まぁ、見ているうちは横に飛び出たり、え!?そういう動きするの!?って楽しかったよ、タワー花火。これは、初めてみたからの面白さともいえる。
だけど、だけどねぇ…。
これが無ければ演出できないとか、面白くならないとか、そういったメリットというのは見いだせなかったというのが正直なところ…。タワー花火単体では面白いんだけど、打ち上げ花火が上がると、全然サイズが勝負にならないから、せっかく大看板で持ち出してきたのにかわいそうな感じに思えるというのが私感。あくまで私の感想。
40メートル10階建てビルの高さに吊っているといったけれど、打ち上げ花火の多くはその上を軽く超えていくからなぁ…。もっと高いところ(花火の高度に負けない高さ)で使うのなら面白いだろうけれど(それこそ東京タワーやスカイツリー、といったタワーや高層ビル)、現実は法令の制限等があるからなぁ…。

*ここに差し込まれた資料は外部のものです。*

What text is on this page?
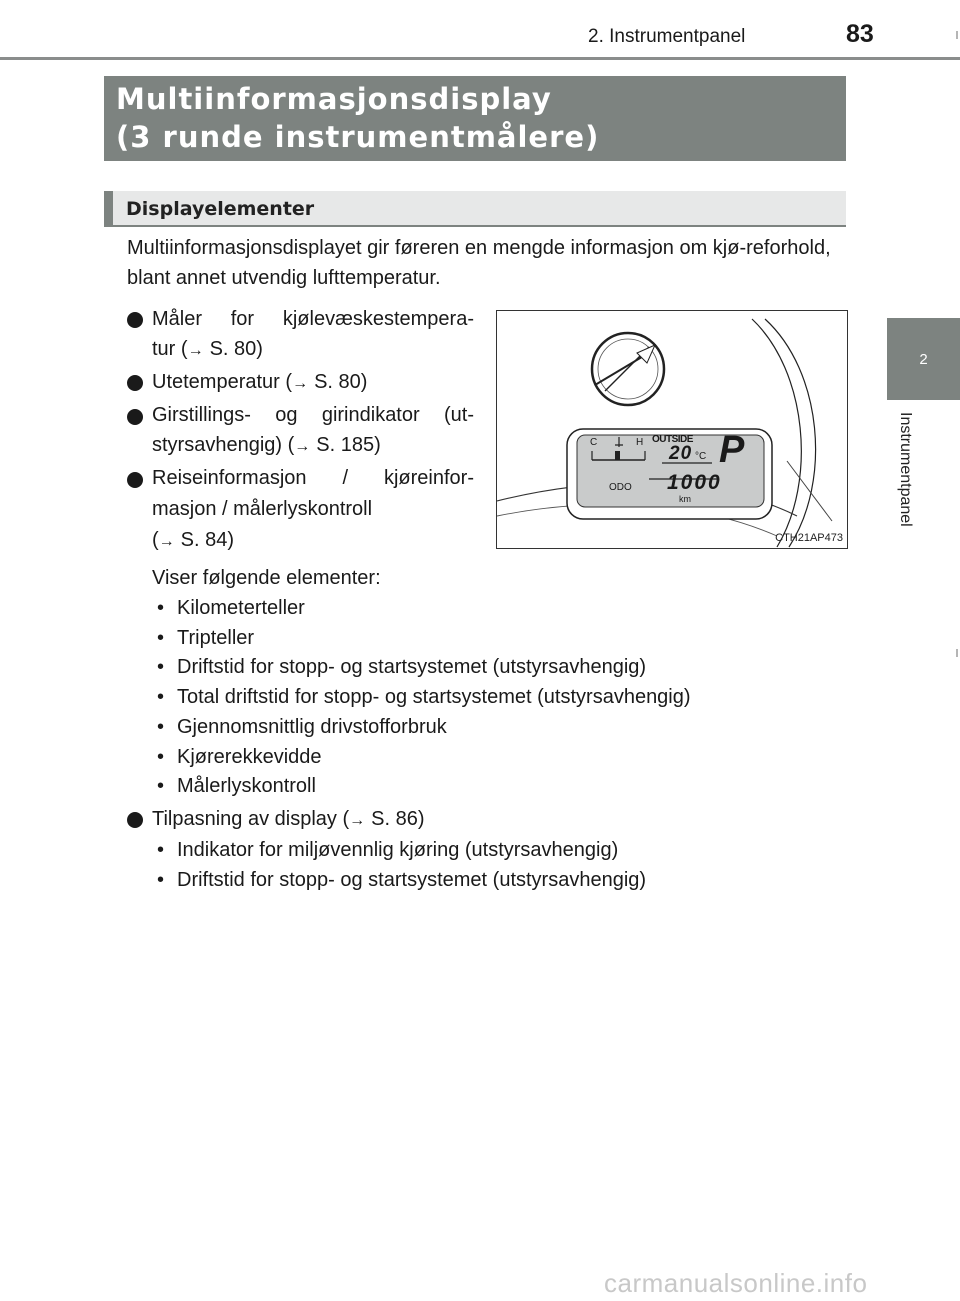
2. Instrumentpanel	83
2
Instrumentpanel
Multiinformasjonsdisplay
(3 runde instrumentmålere)
Displayelementer
Multiinformasjonsdisplayet gir føreren en mengde informasjon om kjø-reforhold, blant annet utvendig lufttemperatur.
Måler for kjølevæskestempera-
tur (→ S. 80)
Utetemperatur (→ S. 80)
Girstillings- og girindikator (ut-
styrsavhengig) (→ S. 185)
Reiseinformasjon / kjøreinfor-
masjon / målerlyskontroll
(→ S. 84)
C	H OUTSIDE
20 °C P
ODO 1000
km
CTH21AP473
Viser følgende elementer:
• Kilometerteller
• Tripteller
• Driftstid for stopp- og startsystemet (utstyrsavhengig)
• Total driftstid for stopp- og startsystemet (utstyrsavhengig)
• Gjennomsnittlig drivstofforbruk
• Kjørerekkevidde
• Målerlyskontroll
Tilpasning av display (→ S. 86)
• Indikator for miljøvennlig kjøring (utstyrsavhengig)
• Driftstid for stopp- og startsystemet (utstyrsavhengig)
carmanualsonline.info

あ、大玉の上げられない、都市部の花火に使えば、面白いと思うよ、マジで!
続いての芸協玉は、大曲形式の新入り割物と自由玉の各社二つずつ。こちらに上げるのは自由玉がほとんどだったりするよ。
▲日本煙火芸術協会と地元花火師による大玉共演第1部より抜粋
昇曲付三重芯変化菊 愛知県 磯谷煙火店
▲日本煙火芸術協会と地元花火師による大玉共演第1部より抜粋
昇曲付四重芯変化菊 群馬県 菊屋小幡花火店
丸いは正義、色くっきりも正義!!
▲日本煙火芸術協会と地元花火師による大玉共演第1部より抜粋
昇曲付輪廻の讃歌 群馬県 菊屋小幡花火店
▲地元花火師による創造花火競演
小松煙火工業「夜空に輝く一等星」
創造花火というから、夏の大曲のそれを予想をしていたんだけれど、あんなにワイドに打つとは思わなかった。したがって、最初の小松さんは縦構図のままw
▲地元花火師による創造花火競演
北日本花火興行「CRYSTAL~大地にそそぐ光の結晶~」
▲地元花火師による創造花火競演
響屋大曲煙火「ヒカリのネバーランド」
▲地元花火師による創造花火競演
和火屋「アイスブルーの華」
そして芸協玉の第2弾。自由玉より。
▲日本煙火芸術協会と地元花火師による大玉共演第2部より抜粋
昇曲付虹色のグラデーション 齊木煙火本店
▲日本煙火芸術協会と地元花火師による大玉共演第2部より抜粋
昇曲付マーガレットの花 篠原煙火店
ここで、大玉の足元に小さい花火が上がっていることに気付く。
「えっ! なにか引火した小型煙火が上がっている!? この後大丈夫?
なんで誰も消火に来ないの???? って混乱していると、どうやら遠花火らしい。日がとっぷりとくれて、対岸後方の山並みの稜線も闇に溶けてしまっているから、一瞬何が起こっているのか分からなかった。
それでも淡々と花火が上がる。
▲日本煙火芸術協会と地元花火師による大玉共演第2部より抜粋
昇曲付光の波紋 野村花火工業
左下に見えるのは、新作花火コレクション会場でもある山のホテルで上げられた結婚式花火とのこと。花火師さんの縁者さんのお式だったらしい。偶然を狙った意図的かw ちょっとしたサプライズだった。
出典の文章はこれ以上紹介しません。